According to the Medicare Payment Advisory Commission, "about a quarter of the total Medicare budget is spent on services for beneficiaries in their last year of life, and 40 percent of that is in the last 30 days of their life."
A study by Duke University in 2007 suggested that hospice reduced Medicare costs by $2,309 a person; numbers furnished by the Pennsylvania Homecare Association suggest that in-home hospice care costs $152 a day, compared to $1,960 for one day in a hospital or $252 for one day in a nursing home.
Additionally, those who use hospice care in earlier stages of terminal illness end up living on average a month longer.
Hospices help Medicare deal with a financial issue that wasn't nearly as prevalent in 1965, the year Medicare came into being.

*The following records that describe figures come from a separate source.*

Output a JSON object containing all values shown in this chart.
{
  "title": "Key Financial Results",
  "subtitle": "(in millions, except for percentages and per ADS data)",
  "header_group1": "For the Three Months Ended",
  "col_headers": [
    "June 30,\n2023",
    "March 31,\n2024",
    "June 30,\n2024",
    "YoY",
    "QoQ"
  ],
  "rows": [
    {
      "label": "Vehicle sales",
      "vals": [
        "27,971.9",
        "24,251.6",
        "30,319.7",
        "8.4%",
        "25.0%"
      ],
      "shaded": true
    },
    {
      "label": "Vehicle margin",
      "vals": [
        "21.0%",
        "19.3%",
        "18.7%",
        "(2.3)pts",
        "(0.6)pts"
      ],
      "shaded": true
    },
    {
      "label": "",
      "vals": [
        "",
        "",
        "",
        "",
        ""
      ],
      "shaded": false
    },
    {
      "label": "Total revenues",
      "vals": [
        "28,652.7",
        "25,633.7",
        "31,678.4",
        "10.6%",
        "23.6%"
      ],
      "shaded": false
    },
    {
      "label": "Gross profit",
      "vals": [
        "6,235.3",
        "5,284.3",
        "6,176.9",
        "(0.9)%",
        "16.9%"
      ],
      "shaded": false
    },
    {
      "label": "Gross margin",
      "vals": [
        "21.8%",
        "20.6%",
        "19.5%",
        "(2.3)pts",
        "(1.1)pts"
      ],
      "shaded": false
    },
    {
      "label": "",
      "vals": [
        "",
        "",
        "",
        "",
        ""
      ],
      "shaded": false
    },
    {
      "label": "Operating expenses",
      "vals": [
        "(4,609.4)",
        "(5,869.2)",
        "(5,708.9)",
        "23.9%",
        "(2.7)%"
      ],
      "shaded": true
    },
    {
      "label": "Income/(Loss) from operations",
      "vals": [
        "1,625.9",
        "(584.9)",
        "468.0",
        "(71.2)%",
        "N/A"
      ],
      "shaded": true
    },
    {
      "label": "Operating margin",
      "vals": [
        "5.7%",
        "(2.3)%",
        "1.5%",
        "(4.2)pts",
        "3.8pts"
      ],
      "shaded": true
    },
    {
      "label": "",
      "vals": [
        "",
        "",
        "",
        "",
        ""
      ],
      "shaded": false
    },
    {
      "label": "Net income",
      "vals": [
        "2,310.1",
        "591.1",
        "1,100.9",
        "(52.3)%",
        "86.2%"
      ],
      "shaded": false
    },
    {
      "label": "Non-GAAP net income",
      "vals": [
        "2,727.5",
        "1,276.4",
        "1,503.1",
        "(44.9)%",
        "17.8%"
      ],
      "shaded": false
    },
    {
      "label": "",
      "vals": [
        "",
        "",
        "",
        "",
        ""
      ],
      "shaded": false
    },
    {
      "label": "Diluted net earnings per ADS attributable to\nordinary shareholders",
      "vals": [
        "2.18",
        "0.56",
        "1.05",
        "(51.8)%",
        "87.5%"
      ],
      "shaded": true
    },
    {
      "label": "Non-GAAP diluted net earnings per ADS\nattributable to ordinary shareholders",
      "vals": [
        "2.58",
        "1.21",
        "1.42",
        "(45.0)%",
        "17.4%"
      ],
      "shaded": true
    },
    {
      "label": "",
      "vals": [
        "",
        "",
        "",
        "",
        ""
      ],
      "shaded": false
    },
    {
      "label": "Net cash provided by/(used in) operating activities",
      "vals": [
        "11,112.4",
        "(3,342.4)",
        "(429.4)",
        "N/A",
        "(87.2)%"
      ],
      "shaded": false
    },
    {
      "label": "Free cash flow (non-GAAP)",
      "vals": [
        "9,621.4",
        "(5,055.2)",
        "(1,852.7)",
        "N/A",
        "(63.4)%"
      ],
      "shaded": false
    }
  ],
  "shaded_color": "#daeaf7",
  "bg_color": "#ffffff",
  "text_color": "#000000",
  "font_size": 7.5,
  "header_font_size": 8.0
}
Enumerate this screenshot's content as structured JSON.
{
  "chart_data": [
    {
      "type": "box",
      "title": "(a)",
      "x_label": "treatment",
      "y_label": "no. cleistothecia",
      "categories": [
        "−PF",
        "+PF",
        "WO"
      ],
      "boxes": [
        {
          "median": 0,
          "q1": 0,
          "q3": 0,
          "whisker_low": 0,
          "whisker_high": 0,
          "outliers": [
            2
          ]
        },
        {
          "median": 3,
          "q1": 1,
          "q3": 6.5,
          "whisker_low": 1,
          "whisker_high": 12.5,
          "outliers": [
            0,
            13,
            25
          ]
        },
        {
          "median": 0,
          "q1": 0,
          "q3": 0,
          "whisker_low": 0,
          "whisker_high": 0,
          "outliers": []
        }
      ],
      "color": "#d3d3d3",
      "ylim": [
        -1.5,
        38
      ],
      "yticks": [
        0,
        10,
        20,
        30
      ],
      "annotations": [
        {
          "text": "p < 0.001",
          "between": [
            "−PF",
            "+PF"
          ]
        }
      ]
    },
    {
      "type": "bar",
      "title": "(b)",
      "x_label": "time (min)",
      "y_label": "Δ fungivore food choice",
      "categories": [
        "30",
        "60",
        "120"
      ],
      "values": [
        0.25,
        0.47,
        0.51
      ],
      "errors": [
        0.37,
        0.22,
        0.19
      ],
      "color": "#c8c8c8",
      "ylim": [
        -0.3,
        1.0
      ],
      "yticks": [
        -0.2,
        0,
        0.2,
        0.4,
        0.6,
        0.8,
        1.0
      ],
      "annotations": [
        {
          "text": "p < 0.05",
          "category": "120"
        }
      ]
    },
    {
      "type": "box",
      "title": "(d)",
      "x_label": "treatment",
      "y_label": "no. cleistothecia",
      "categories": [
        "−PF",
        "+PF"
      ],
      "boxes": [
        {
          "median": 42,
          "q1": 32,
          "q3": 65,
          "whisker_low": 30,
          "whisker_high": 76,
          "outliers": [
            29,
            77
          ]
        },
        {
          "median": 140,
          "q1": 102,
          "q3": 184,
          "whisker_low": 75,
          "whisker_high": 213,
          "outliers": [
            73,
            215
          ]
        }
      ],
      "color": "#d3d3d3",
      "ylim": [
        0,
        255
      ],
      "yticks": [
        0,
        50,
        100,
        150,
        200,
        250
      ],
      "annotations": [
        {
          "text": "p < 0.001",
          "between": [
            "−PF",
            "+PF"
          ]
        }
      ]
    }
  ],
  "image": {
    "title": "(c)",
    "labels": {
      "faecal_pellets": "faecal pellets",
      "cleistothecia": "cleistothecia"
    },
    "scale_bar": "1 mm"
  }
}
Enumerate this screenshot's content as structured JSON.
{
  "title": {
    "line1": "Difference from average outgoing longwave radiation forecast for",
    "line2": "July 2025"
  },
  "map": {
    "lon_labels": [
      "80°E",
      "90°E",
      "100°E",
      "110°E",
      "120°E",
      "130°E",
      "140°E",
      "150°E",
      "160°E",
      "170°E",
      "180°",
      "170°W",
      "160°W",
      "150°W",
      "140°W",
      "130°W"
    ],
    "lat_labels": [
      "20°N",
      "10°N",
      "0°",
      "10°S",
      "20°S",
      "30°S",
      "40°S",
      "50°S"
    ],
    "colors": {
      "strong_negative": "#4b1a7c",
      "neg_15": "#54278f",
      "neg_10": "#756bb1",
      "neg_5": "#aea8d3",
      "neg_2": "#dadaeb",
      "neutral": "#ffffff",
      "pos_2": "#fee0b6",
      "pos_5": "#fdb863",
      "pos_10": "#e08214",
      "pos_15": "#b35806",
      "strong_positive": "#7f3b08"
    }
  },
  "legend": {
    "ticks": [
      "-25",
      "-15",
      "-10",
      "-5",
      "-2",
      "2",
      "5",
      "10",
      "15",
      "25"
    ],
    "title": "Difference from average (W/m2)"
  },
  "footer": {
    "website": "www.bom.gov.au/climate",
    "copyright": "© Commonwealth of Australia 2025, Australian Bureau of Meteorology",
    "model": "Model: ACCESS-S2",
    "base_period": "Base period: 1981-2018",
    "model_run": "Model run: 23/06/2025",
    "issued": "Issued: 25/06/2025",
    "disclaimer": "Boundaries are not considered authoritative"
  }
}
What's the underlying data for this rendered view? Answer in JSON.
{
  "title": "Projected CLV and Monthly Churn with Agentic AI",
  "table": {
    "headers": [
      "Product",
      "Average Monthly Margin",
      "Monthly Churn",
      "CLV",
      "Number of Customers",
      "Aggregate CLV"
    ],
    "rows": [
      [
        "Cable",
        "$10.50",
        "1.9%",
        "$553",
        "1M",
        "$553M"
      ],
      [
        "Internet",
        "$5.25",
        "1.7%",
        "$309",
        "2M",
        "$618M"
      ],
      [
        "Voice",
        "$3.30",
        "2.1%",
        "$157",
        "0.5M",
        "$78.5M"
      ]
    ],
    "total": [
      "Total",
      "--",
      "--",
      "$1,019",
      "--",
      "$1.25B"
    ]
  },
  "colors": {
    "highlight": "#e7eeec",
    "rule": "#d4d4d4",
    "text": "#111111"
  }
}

"Medicare was not intended to deal with these [chronic, long-term] medical issues," said Judy Black, medical director of senior markets at Highmark. "People died in their homes a lot more often the year Medicare started."
The coming wave of Medicare patients naturally means that the hospice sector is expanding -- but it's also retrenching. Hospice care is shifting away from the institution and toward the home; it's increasingly coordinated with hospital outpatient care; and, for the first time, it's going to be quality-driven, with federal reimbursements tied to outcomes.
In 2013, the Centers for Medicare & Medicaid Services finalized its new Medicare rates for hospices and inpatient rehabilitation facilities (an extra 1.7 percent, or $160 million in additional payments) and new quality reporting guidelines that will take effect this July.
By way of the Affordable Care Act, hospices are subject to quality metrics just like hospitals are, and those hospice services that don't submit data or meet standards face Medicare reimbursement penalties.